This is the repository for the paper XXXXXXXXXXX.
It is used for predicting the selectivity under Anti-Friedel Crafts alkylation for organic molecules.
We trained machine learning classifiers on predicting the most active site. To check which active site is predicted, we used the predict_proba() method of the classifier to output the probability, instead of just the predicted class. Then, for all atomic sites in a molecule, the site with the highest probability was selected as the predicted active site. In order to get a fair estimate of the model comparison, we also used a leave-one-molecule-out cross-validation.
There are two main scripts in this repository:
src/get_features_from_smiles.py: Generates SOAP features from SMILES strings and optionally from DFT structures as well. The input is a csv file with SMILES strings, the output is a csv file in which additionally to all original columns the SOAP features and PCA-compressed SOAP features are added.src/run_simple_ML.py: Runs machine learning models on the csv file with SOAP features. The options are explained in the script.

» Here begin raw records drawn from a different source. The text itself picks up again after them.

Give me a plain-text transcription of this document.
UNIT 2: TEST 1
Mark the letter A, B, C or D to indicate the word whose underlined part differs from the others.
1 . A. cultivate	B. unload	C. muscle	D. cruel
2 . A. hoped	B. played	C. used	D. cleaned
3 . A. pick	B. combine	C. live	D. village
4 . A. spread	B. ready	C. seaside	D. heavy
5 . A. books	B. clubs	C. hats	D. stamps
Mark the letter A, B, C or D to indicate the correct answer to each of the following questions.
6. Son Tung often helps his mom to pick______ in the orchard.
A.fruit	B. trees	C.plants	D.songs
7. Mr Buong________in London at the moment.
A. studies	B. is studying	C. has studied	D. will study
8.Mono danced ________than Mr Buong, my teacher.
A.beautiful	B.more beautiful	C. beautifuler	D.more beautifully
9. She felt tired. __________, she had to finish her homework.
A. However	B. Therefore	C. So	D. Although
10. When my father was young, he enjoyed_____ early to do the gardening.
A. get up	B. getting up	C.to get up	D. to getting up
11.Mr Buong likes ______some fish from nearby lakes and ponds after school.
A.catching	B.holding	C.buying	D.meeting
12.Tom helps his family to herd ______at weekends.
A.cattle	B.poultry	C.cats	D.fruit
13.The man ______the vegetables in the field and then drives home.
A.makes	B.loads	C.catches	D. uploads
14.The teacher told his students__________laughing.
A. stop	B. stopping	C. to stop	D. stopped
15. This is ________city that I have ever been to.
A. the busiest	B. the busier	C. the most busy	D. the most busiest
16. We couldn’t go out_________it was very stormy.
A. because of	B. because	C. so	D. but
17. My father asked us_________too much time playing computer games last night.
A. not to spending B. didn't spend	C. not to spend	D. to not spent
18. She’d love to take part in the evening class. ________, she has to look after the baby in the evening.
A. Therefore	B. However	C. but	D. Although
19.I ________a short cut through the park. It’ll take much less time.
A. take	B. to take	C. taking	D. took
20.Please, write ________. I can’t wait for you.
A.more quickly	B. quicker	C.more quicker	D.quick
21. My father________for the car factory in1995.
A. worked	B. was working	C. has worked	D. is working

Data is contained in the data directory. This directory contains three subdirectories:
generate_features: Contains the original csv file with SMILES string and the generated csv file with SOAP features.test_new_molecules: Contains the same csv files, but with additional 4 molecules that were tested at a later stage of the project.ml_results: Contains the results of the machine learning models. The fileml_results.xlsxin the main directory contains an overview of these machine learning experiments.
The exact conda environment used for the results in the paper can be found in the conda_env.yml file. This environment works on a MacBook but should also work on other operating systems. To create the environment, run the following command:
conda env create -f conda_env.yml
This repository is licensed under the MIT License - see the LICENSE file for details.